Council urged to explore ban on parking at primary schools

Congestion outside schools compromises pupils' safety
Congestion outside schools compromises pupils' safety

New parking restrictions are to be introduced in Cupar Road, Newport, amid concerns about the safety of primary school pupils.

Fife Council’s north east Fife area committee has agreed to promote a traffic regulation order for ‘no waiting at any time’ restrictions to prevent people parking inappropriately during the school run.

Councillor Frances Melville, committee chairman, said: “Consultation with Police Scotland, the education service and the school parent council has taken place and they are in agreement that the restrictions will address road safety concerns arising from congestion and inappropriate parking at school drop-off and pick-up times.

“As many as 60 cars may be around the vicinity of the school gates, which results in queueing traffic, unsafe reversing manoeuvres, vehicles mounting the footway to pass and pupils exiting vehicles directly on to the busy road.
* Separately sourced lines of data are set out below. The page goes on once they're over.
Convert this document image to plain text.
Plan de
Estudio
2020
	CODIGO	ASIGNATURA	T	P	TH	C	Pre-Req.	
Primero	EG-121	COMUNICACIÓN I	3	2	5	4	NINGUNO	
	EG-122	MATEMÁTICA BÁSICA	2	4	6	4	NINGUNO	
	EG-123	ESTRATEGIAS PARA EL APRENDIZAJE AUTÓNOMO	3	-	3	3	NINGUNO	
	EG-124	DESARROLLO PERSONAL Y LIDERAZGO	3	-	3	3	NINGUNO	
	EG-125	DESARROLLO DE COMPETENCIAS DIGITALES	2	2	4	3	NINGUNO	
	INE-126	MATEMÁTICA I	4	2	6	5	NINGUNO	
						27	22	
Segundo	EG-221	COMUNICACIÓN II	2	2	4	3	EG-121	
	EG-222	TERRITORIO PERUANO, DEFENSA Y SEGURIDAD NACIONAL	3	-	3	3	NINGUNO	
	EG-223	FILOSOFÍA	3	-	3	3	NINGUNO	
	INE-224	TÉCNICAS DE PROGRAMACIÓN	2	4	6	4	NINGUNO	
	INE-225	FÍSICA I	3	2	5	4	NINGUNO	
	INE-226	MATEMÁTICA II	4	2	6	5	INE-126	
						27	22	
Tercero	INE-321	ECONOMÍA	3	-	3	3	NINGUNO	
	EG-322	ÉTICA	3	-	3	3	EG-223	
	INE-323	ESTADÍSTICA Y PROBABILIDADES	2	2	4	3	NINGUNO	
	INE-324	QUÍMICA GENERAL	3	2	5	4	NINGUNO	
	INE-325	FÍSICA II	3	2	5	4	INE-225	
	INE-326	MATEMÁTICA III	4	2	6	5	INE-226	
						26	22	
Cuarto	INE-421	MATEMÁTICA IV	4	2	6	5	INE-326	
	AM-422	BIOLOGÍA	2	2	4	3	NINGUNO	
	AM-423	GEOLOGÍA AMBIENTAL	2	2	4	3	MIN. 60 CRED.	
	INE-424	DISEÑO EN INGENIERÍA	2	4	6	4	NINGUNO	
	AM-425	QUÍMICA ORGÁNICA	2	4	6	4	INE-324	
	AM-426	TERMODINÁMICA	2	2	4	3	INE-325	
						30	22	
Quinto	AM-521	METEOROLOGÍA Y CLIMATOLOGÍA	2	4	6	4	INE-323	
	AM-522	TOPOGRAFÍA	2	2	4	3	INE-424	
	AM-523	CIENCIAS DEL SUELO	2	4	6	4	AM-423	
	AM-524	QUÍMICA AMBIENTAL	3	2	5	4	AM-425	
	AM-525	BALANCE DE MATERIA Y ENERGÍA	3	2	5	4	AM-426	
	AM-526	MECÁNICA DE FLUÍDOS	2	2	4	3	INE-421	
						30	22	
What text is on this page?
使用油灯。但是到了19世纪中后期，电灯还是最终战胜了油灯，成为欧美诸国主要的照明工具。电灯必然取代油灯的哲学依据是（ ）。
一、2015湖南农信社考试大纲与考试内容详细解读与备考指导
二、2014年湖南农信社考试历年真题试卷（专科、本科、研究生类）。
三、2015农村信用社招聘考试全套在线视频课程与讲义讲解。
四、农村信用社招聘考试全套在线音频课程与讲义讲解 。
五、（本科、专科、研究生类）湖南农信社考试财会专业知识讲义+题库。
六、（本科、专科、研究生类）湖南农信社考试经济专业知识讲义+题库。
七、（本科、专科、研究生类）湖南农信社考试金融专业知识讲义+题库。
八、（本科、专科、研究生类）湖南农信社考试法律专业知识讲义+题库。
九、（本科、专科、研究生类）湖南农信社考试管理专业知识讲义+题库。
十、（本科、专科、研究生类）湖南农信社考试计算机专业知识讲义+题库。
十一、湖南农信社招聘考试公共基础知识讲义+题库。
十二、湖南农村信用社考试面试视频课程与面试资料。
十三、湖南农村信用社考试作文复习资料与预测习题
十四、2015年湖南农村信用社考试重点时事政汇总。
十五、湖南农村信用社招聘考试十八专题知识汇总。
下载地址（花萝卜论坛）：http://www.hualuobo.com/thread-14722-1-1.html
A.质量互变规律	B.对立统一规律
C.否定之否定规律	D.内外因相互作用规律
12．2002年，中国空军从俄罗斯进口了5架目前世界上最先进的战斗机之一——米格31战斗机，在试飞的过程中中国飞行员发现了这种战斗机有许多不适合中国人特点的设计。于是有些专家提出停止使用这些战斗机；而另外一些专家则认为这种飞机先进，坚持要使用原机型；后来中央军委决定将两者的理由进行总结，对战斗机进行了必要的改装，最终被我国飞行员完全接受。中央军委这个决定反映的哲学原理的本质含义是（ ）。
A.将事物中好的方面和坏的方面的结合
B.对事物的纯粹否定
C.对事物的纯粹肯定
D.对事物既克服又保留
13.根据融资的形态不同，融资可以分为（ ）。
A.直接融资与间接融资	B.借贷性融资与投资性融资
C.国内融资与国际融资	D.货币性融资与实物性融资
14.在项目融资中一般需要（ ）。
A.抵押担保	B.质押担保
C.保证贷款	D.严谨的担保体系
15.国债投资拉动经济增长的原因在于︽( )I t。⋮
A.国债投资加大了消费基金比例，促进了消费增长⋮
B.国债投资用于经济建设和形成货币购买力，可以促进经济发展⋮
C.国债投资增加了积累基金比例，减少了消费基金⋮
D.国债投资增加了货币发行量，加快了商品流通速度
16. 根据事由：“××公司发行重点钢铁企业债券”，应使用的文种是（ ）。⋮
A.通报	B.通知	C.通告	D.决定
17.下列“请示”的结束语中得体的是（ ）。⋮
“The primary school has a proactive travel plan in place which encourages parents, carers and children to walk and cycle to school as well as park appropriately within and out with the school grounds.”

Meanwhile, Taybridgehead councillor Tim Brett has written to Councillor Pat Callaghan, the local authority’s transport spokesman, urging him to consider introducing a total ban on parking outside schools.

He said: “Problems of parking at our primary schools are pretty much universal in Fife and a major cause of concern to parent councils. In my ward, this has been raised in connection with all six primaries.”

Councillor Tim Brett is calling on Fife Council to study a pilot scheme in Edinburgh to see if it could be implemented in parts of the Kingdom.

The 18-month pilot, which began last September, bans parking outside all primary schools and has been hailed a success.

It has led to an increase in the number of pupils walking to school, lower vehicle speeds on surrounding roads and a reduction in the number of cars around schools.

A report to the city council’s transport and environment committee recommended making the pilot permanent and the Living Streets Scotland charity wants it rolled out nationwide.

It is not calling for a complete ban on cars around all schools, as it said each should be considered on a case-by-case basis.